Ein echtes Highlight und beliebtes Fotomotiv ist der Platz an der Zwölfapostelkirche in Schöneberg. Die sich im Jahreslauf immer wieder anders darstellende Buntheit der prächtig gedeihenden Stauden ursprünglich als Initiative der Kirchengemeinde gestartet, wurde von einem inspirierten Laien angelegt und ständig weiterentwickelt.

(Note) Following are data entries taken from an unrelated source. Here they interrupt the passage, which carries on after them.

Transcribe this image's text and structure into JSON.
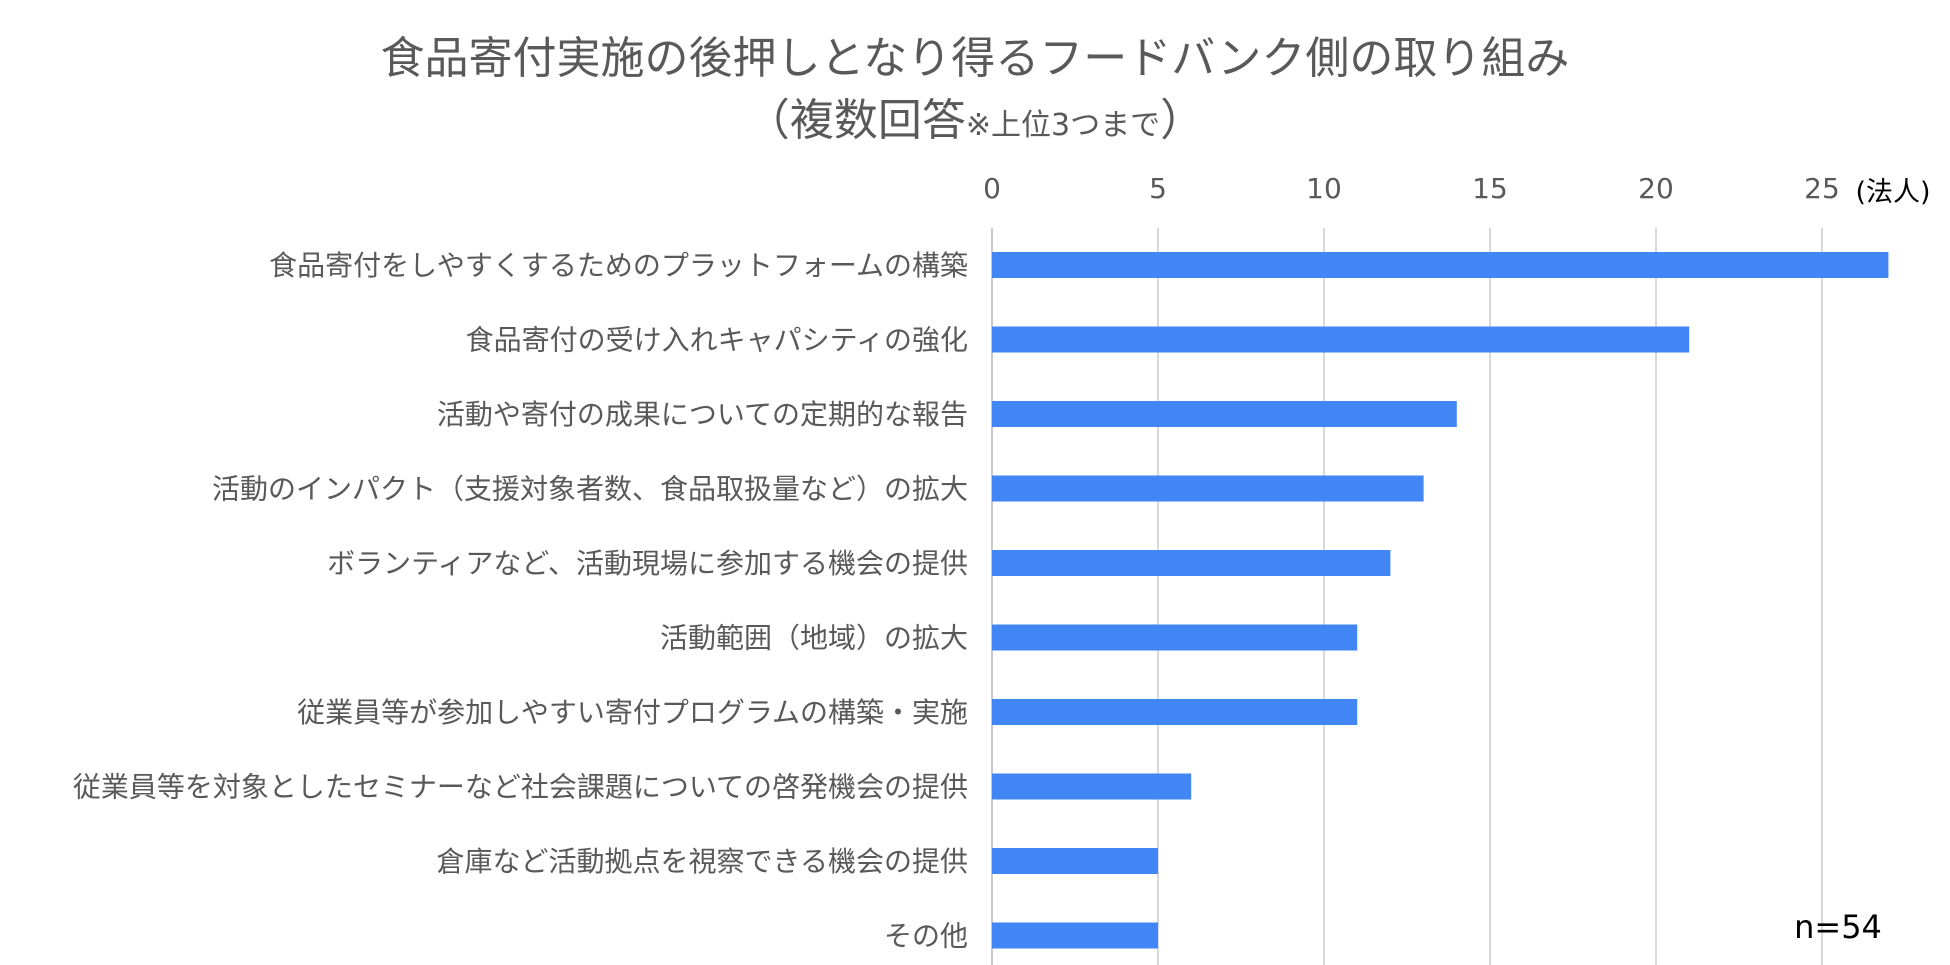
{
  "chart_data": {
    "type": "bar",
    "orientation": "horizontal",
    "title": "食品寄付実施の後押しとなり得るフードバンク側の取り組み",
    "subtitle_open": "（",
    "subtitle_main": "複数回答",
    "subtitle_note": "※上位3つまで",
    "subtitle_close": "）",
    "unit_label": "(法人)",
    "sample_note": "n=54",
    "categories": [
      "食品寄付をしやすくするためのプラットフォームの構築",
      "食品寄付の受け入れキャパシティの強化",
      "活動や寄付の成果についての定期的な報告",
      "活動のインパクト（支援対象者数、食品取扱量など）の拡大",
      "ボランティアなど、活動現場に参加する機会の提供",
      "活動範囲（地域）の拡大",
      "従業員等が参加しやすい寄付プログラムの構築・実施",
      "従業員等を対象としたセミナーなど社会課題についての啓発機会の提供",
      "倉庫など活動拠点を視察できる機会の提供",
      "その他"
    ],
    "values": [
      27,
      21,
      14,
      13,
      12,
      11,
      11,
      6,
      5,
      5
    ],
    "xlim": [
      0,
      27
    ],
    "xticks": [
      0,
      5,
      10,
      15,
      20,
      25
    ],
    "xaxis_position": "top",
    "grid": true,
    "legend": "none",
    "colors": {
      "bar": "#4285F4",
      "grid": "#D9D9D9",
      "text": "#595959",
      "note": "#000000"
    }
  }
}
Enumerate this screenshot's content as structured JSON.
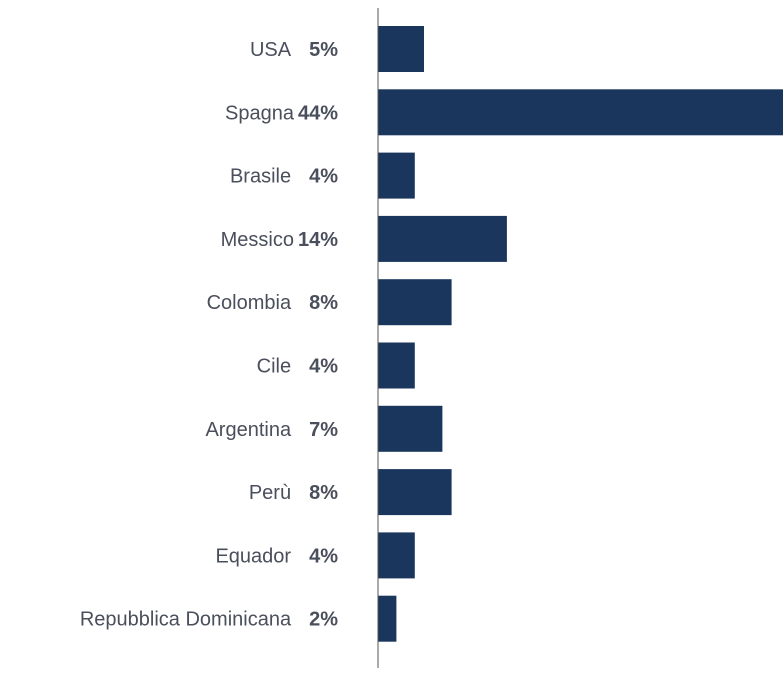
{
  "chart_data": {
    "type": "bar",
    "orientation": "horizontal",
    "categories": [
      "USA",
      "Spagna",
      "Brasile",
      "Messico",
      "Colombia",
      "Cile",
      "Argentina",
      "Perù",
      "Equador",
      "Repubblica Dominicana"
    ],
    "values": [
      5,
      44,
      4,
      14,
      8,
      4,
      7,
      8,
      4,
      2
    ],
    "value_labels": [
      "5%",
      "44%",
      "4%",
      "14%",
      "8%",
      "4%",
      "7%",
      "8%",
      "4%",
      "2%"
    ],
    "title": "",
    "xlabel": "",
    "ylabel": "",
    "grid": false,
    "legend": "none",
    "bar_color": "#1b365d",
    "label_color": "#4a4f5c",
    "axis_color": "#555555"
  }
}
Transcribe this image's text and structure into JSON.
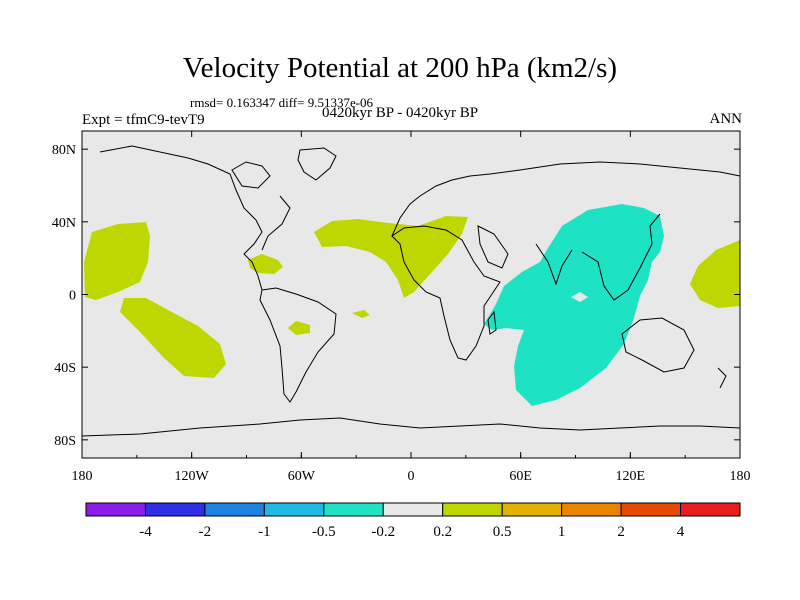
{
  "title": "Velocity Potential at 200 hPa (km2/s)",
  "stats": "rmsd= 0.163347 diff= 9.51337e-06",
  "left_label": "Expt = tfmC9-tevT9",
  "center_label": "0420kyr BP - 0420kyr BP",
  "right_label": "ANN",
  "colors": {
    "background_field": "#e8e8e8",
    "positive_fill": "#bfd700",
    "negative_fill": "#1ee2c4",
    "coast": "#000000"
  },
  "chart_data": {
    "type": "filled-contour-map",
    "field": "Velocity Potential at 200 hPa difference",
    "units": "km2/s",
    "lon_range": [
      -180,
      180
    ],
    "lat_range": [
      -90,
      90
    ],
    "x_ticks": [
      "180",
      "120W",
      "60W",
      "0",
      "60E",
      "120E",
      "180"
    ],
    "y_ticks": [
      "80N",
      "40N",
      "0",
      "40S",
      "80S"
    ],
    "colorbar": {
      "levels": [
        "-4",
        "-2",
        "-1",
        "-0.5",
        "-0.2",
        "0.2",
        "0.5",
        "1",
        "2",
        "4"
      ],
      "colors": [
        "#8a1ee8",
        "#2e2ee6",
        "#1e82e0",
        "#1ebae6",
        "#1ee2c4",
        "#e8e8e8",
        "#bfd700",
        "#e3b200",
        "#e88400",
        "#e64a00",
        "#e61e1e"
      ]
    },
    "regions": [
      {
        "name": "east-pacific-north-positive",
        "sign": "positive",
        "level": "0.2 to 0.5"
      },
      {
        "name": "east-pacific-south-positive",
        "sign": "positive",
        "level": "0.2 to 0.5"
      },
      {
        "name": "caribbean-positive",
        "sign": "positive",
        "level": "0.2 to 0.5"
      },
      {
        "name": "north-africa-atlantic-positive",
        "sign": "positive",
        "level": "0.2 to 0.5"
      },
      {
        "name": "south-america-positive",
        "sign": "positive",
        "level": "0.2 to 0.5"
      },
      {
        "name": "south-atlantic-positive",
        "sign": "positive",
        "level": "0.2 to 0.5"
      },
      {
        "name": "west-pacific-positive",
        "sign": "positive",
        "level": "0.2 to 0.5"
      },
      {
        "name": "indian-ocean-asia-negative",
        "sign": "negative",
        "level": "-0.5 to -0.2"
      }
    ]
  }
}
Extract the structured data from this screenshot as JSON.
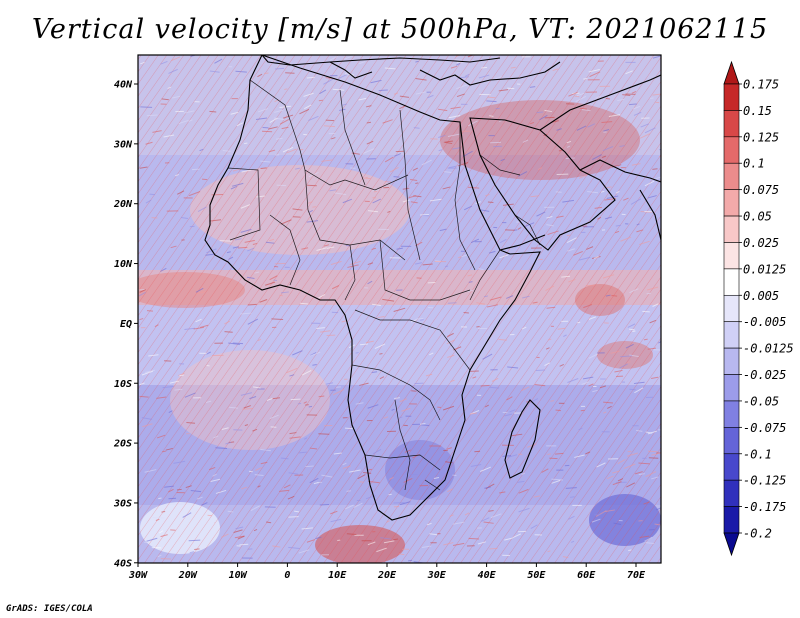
{
  "title": "Vertical velocity [m/s] at 500hPa, VT: 2021062115",
  "footer": "GrADS: IGES/COLA",
  "map": {
    "lat_labels": [
      "40N",
      "30N",
      "20N",
      "10N",
      "EQ",
      "10S",
      "20S",
      "30S",
      "40S"
    ],
    "lon_labels": [
      "30W",
      "20W",
      "10W",
      "0",
      "10E",
      "20E",
      "30E",
      "40E",
      "50E",
      "60E",
      "70E"
    ],
    "lon_range": [
      -30,
      75
    ],
    "lat_range": [
      -40,
      45
    ]
  },
  "colorbar": {
    "labels": [
      "0.175",
      "0.15",
      "0.125",
      "0.1",
      "0.075",
      "0.05",
      "0.025",
      "0.0125",
      "0.005",
      "-0.005",
      "-0.0125",
      "-0.025",
      "-0.05",
      "-0.075",
      "-0.1",
      "-0.125",
      "-0.175",
      "-0.2"
    ],
    "colors": [
      "#b01818",
      "#c62828",
      "#d84848",
      "#e46a6a",
      "#ec8c8c",
      "#f3aaaa",
      "#f8c8c8",
      "#fce4e4",
      "#ffffff",
      "#e6e6fa",
      "#d0d0f6",
      "#b8b8f0",
      "#9c9cea",
      "#8080e2",
      "#6464d8",
      "#4848cc",
      "#3030bc",
      "#1a1aa8",
      "#0a0a90"
    ]
  }
}
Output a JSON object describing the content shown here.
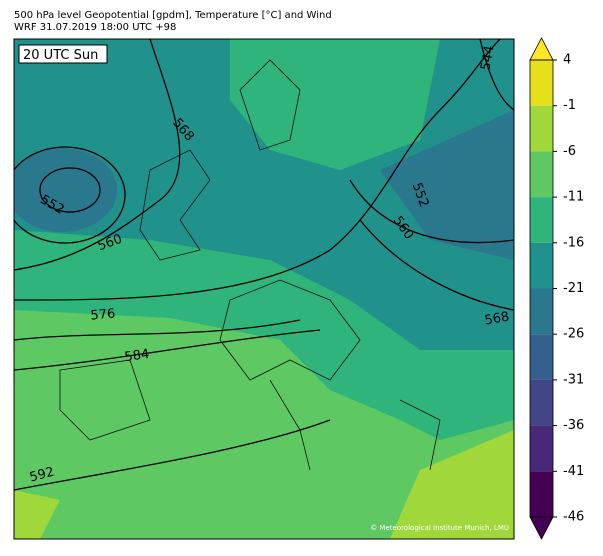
{
  "header": {
    "title": "500 hPa level Geopotential [gpdm], Temperature [°C] and Wind",
    "subtitle": "WRF 31.07.2019 18:00 UTC +98"
  },
  "map": {
    "time_label": "20 UTC Sun",
    "credit": "© Meteorological Institute Munich, LMU",
    "contour_labels": [
      552,
      560,
      568,
      576,
      584,
      592,
      544,
      552,
      560,
      568
    ]
  },
  "colorbar": {
    "ticks": [
      4,
      -1,
      -6,
      -11,
      -16,
      -21,
      -26,
      -31,
      -36,
      -41,
      -46
    ],
    "colors": [
      "#e6e01a",
      "#a0d83c",
      "#5ec962",
      "#2fb47c",
      "#21918c",
      "#2a788e",
      "#355f8d",
      "#414487",
      "#482878",
      "#440154"
    ],
    "over": "#fde725",
    "under": "#440154"
  }
}
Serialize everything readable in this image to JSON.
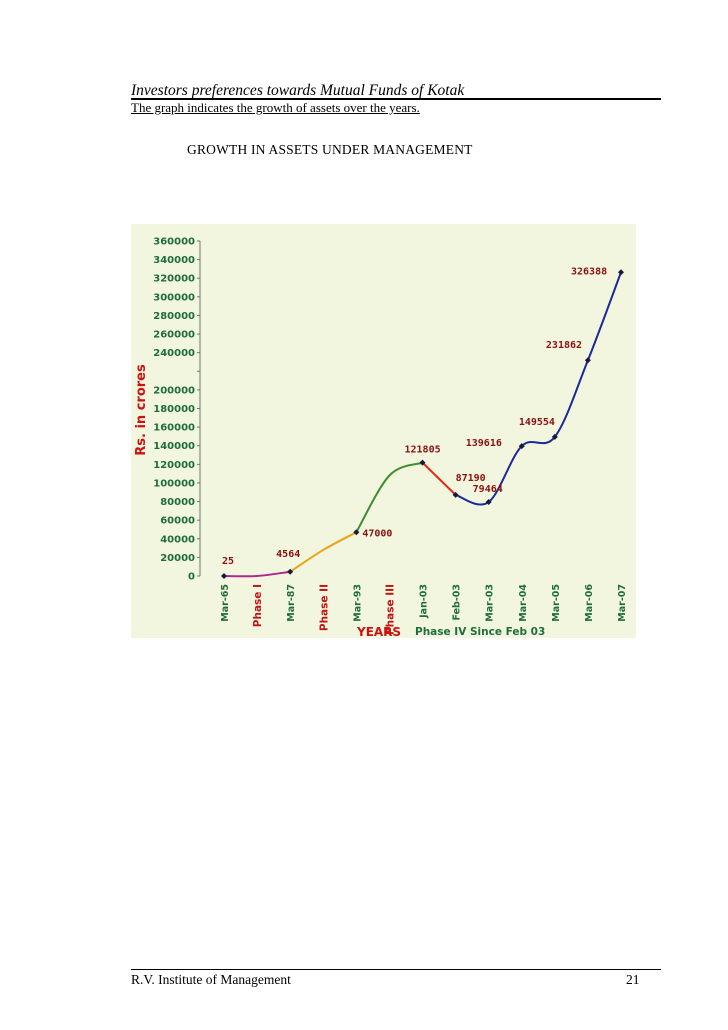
{
  "header": {
    "title": "Investors preferences towards Mutual Funds of Kotak",
    "subtitle": "The graph indicates the growth of assets over the years. "
  },
  "chart_heading": "GROWTH IN ASSETS UNDER MANAGEMENT",
  "footer": {
    "institute": "R.V. Institute of Management",
    "page_number": "21"
  },
  "colors": {
    "panel_bg": "#f3f6df",
    "tick_text": "#1f6d3a",
    "ylabel": "#cc1111",
    "xlabel": "#cc1111",
    "value_label": "#8b1010",
    "phase_label": "#c01515",
    "phase4_label": "#1f6d3a",
    "seg_phase1": "#aa2a8e",
    "seg_phase2": "#e8a317",
    "seg_phase3": "#3f8d2a",
    "seg_decline": "#e02a1a",
    "seg_phase4": "#1a2a9a"
  },
  "chart_data": {
    "type": "line",
    "ylabel": "Rs. in crores",
    "xlabel": "YEARS",
    "ylim": [
      0,
      360000
    ],
    "yticks": [
      0,
      20000,
      40000,
      60000,
      80000,
      100000,
      120000,
      140000,
      160000,
      180000,
      200000,
      220000,
      240000,
      260000,
      280000,
      300000,
      320000,
      340000,
      360000
    ],
    "ytick_labels": [
      "0",
      "20000",
      "40000",
      "60000",
      "80000",
      "100000",
      "120000",
      "140000",
      "160000",
      "180000",
      "200000",
      "",
      "240000",
      "260000",
      "280000",
      "300000",
      "320000",
      "340000",
      "360000"
    ],
    "grid": false,
    "categories": [
      "Mar-65",
      "Phase I",
      "Mar-87",
      "Phase II",
      "Mar-93",
      "Phase III",
      "Jan-03",
      "Feb-03",
      "Mar-03",
      "Mar-04",
      "Mar-05",
      "Mar-06",
      "Mar-07"
    ],
    "category_roles": [
      "date",
      "phase",
      "date",
      "phase",
      "date",
      "phase",
      "date",
      "date",
      "date",
      "date",
      "date",
      "date",
      "date"
    ],
    "points": [
      {
        "x": "Mar-65",
        "y": 25,
        "label": "25",
        "marker": true
      },
      {
        "x": "Mar-87",
        "y": 4564,
        "label": "4564",
        "marker": true
      },
      {
        "x": "Mar-93",
        "y": 47000,
        "label": "47000",
        "marker": true
      },
      {
        "x": "Jan-03",
        "y": 121805,
        "label": "121805",
        "marker": true
      },
      {
        "x": "Feb-03",
        "y": 87190,
        "label": "87190",
        "marker": true
      },
      {
        "x": "Mar-03",
        "y": 79464,
        "label": "79464",
        "marker": true
      },
      {
        "x": "Mar-04",
        "y": 139616,
        "label": "139616",
        "marker": true
      },
      {
        "x": "Mar-05",
        "y": 149554,
        "label": "149554",
        "marker": true
      },
      {
        "x": "Mar-06",
        "y": 231862,
        "label": "231862",
        "marker": true
      },
      {
        "x": "Mar-07",
        "y": 326388,
        "label": "326388",
        "marker": true
      }
    ],
    "segments": [
      {
        "name": "Phase I",
        "color": "#aa2a8e",
        "path": [
          [
            "Mar-65",
            25
          ],
          [
            "Phase I",
            0
          ],
          [
            "Mar-87",
            4564
          ]
        ]
      },
      {
        "name": "Phase II",
        "color": "#e8a317",
        "path": [
          [
            "Mar-87",
            4564
          ],
          [
            "Phase II",
            28000
          ],
          [
            "Mar-93",
            47000
          ]
        ]
      },
      {
        "name": "Phase III",
        "color": "#3f8d2a",
        "path": [
          [
            "Mar-93",
            47000
          ],
          [
            "Phase III",
            108000
          ],
          [
            "Jan-03",
            121805
          ]
        ]
      },
      {
        "name": "",
        "color": "#e02a1a",
        "path": [
          [
            "Jan-03",
            121805
          ],
          [
            "Feb-03",
            87190
          ]
        ]
      },
      {
        "name": "Phase IV Since Feb 03",
        "color": "#1a2a9a",
        "path": [
          [
            "Feb-03",
            87190
          ],
          [
            "Mar-03",
            79464
          ],
          [
            "Mar-04",
            139616
          ],
          [
            "Mar-05",
            149554
          ],
          [
            "Mar-06",
            231862
          ],
          [
            "Mar-07",
            326388
          ]
        ]
      }
    ],
    "annotations": [
      "Phase IV Since Feb 03"
    ]
  }
}
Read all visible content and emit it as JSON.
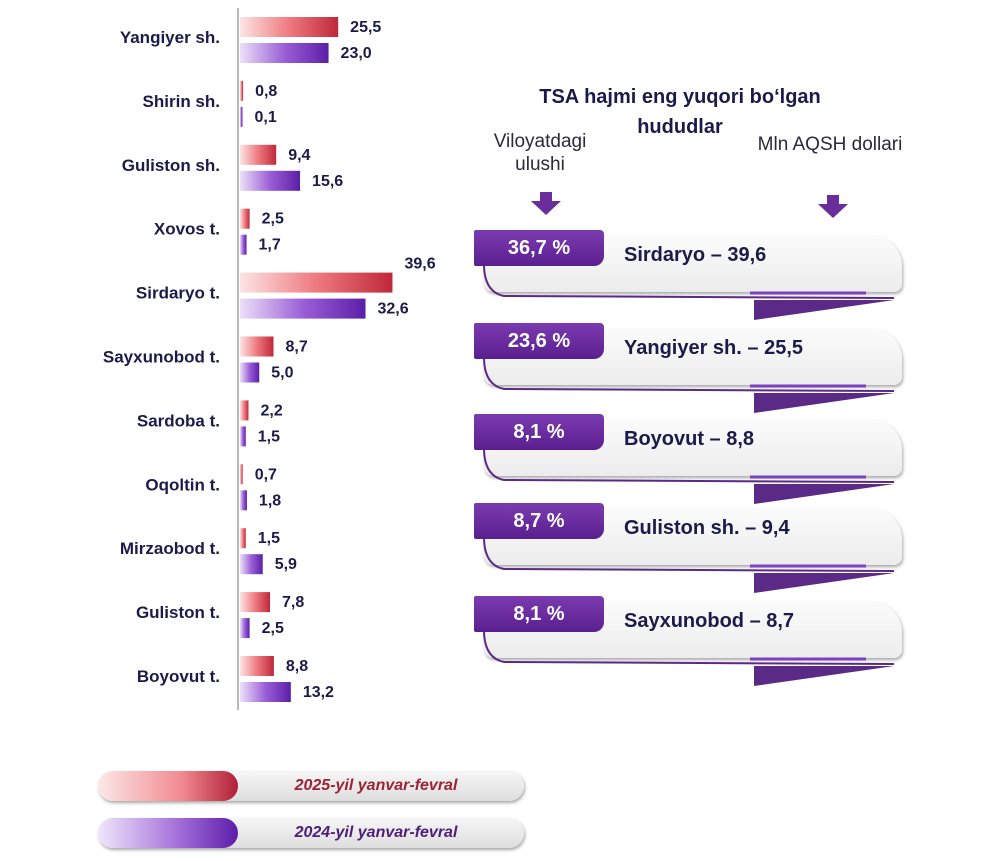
{
  "chart_data": {
    "type": "bar",
    "orientation": "horizontal",
    "categories": [
      "Yangiyer sh.",
      "Shirin sh.",
      "Guliston sh.",
      "Xovos t.",
      "Sirdaryo t.",
      "Sayxunobod t.",
      "Sardoba t.",
      "Oqoltin t.",
      "Mirzaobod t.",
      "Guliston t.",
      "Boyovut t."
    ],
    "series": [
      {
        "name": "2025-yil yanvar-fevral",
        "color": "#c0392b",
        "values": [
          25.5,
          0.8,
          9.4,
          2.5,
          39.6,
          8.7,
          2.2,
          0.7,
          1.5,
          7.8,
          8.8
        ],
        "labels": [
          "25,5",
          "0,8",
          "9,4",
          "2,5",
          "39,6",
          "8,7",
          "2,2",
          "0,7",
          "1,5",
          "7,8",
          "8,8"
        ]
      },
      {
        "name": "2024-yil yanvar-fevral",
        "color": "#6a2bb0",
        "values": [
          23.0,
          0.1,
          15.6,
          1.7,
          32.6,
          5.0,
          1.5,
          1.8,
          5.9,
          2.5,
          13.2
        ],
        "labels": [
          "23,0",
          "0,1",
          "15,6",
          "1,7",
          "32,6",
          "5,0",
          "1,5",
          "1,8",
          "5,9",
          "2,5",
          "13,2"
        ]
      }
    ],
    "legend": "bottom-left",
    "grid": false
  },
  "panel": {
    "title": "TSA hajmi eng yuqori bo‘lgan hududlar",
    "left_header": "Viloyatdagi ulushi",
    "right_header": "Mln AQSH dollari",
    "items": [
      {
        "share": "36,7 %",
        "label": "Sirdaryo – 39,6"
      },
      {
        "share": "23,6 %",
        "label": "Yangiyer sh. – 25,5"
      },
      {
        "share": "8,1 %",
        "label": "Boyovut – 8,8"
      },
      {
        "share": "8,7 %",
        "label": "Guliston sh. – 9,4"
      },
      {
        "share": "8,1 %",
        "label": "Sayxunobod – 8,7"
      }
    ]
  },
  "legend": {
    "items": [
      {
        "label": "2025-yil yanvar-fevral",
        "color": "#9b2335"
      },
      {
        "label": "2024-yil yanvar-fevral",
        "color": "#5b2a86"
      }
    ]
  }
}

Die ehrenamtlichen Helfer werden in der recht umfangreichen Pflegearbeit auf der Gesamtanlage von der Stiftung unterstützt.
Im dicht besiedelten Neukölln auf einem freigehaltenen Karree am Truseweg mit einem Spiel- und Bolzplatz wurden das vorhandene ehemalige Schmuckbeet und die Pergola völlig neu gestaltet. Gärtnermeisterin Kirsten Plathof, Mitarbeiterin von "Kleine Plätze", machte die Planung für die Neugestaltung mit kreisförmigen Pflanzflächen für Stauden und Frühblühern. Die Blütenpracht ist über das ganze Jahr hinweg ein attraktiver Anziehungspunkt für Bienen und Menschen. Von Anwohnern und Besuchern der Parkanlage wird die Neugestaltung sehr geschätzt. Gerne suchen sie zum Verweilen die Bänke unter der Pergola auf, die mit roten und weißen Kletterrosen berankt ist.
"Kleine Plätze" hat sich in den vergangenen Jahren eine in Fachkreisen geschätzte Rolle bei der Gestaltung und Pflege staudendominierter Rabatten auf Berliner Stadtplätzen erarbeitet. Als "Gemeinnützige Stiftung für Gartenkunst im öffentlichen Raum" setzt sie den Fokus ganz auf diesen Teil des urbanen Grüns. Begonnen im gutbürgerlichen Lichterfelde werden jetzt verstärkt Projekte in weniger privilegierten Stadteilen, wie Wedding, Moabit, Neukölln, Schöneberg oder Lichtenberg umgesetzt.
Private Initiative braucht professionelle Begleitung
Bei der Arbeit gibt es zwei Hauptbereiche. Zum einen verabredet man mit dem jeweils zuständigen Grünflächenamt die Neugestaltung einer Platzfläche, setzt diese selbständig um und gibt eine langfristige Erhaltungszusage ab. Die Planungen erfolgen durch Landschaftsarchitekt*innen und erfahrene Staudengärtner*innen. Die weiteren Arbeiten werden hauptsächlich von angestellten Mitarbeiterinnen und Mitarbeitern der Stiftung "Kleine Plätze" und von beauftragten Gartenbaufirmen ausgeführt. In unterschiedlichem Umfang unterstützen Anwohner die Pflegearbeiten. Die Finanzierung erfolgt aus Mitteln der Stiftung und durch private Spenden. Der andere Teil der Arbeit von "Kleine Plätze" ist die Unterstützung selbstständiger Anwohnerinitiativen durch fachliche Beratung und bei der Sammlung von Spenden, teilweise auch durch finanzielle Zuwendungen.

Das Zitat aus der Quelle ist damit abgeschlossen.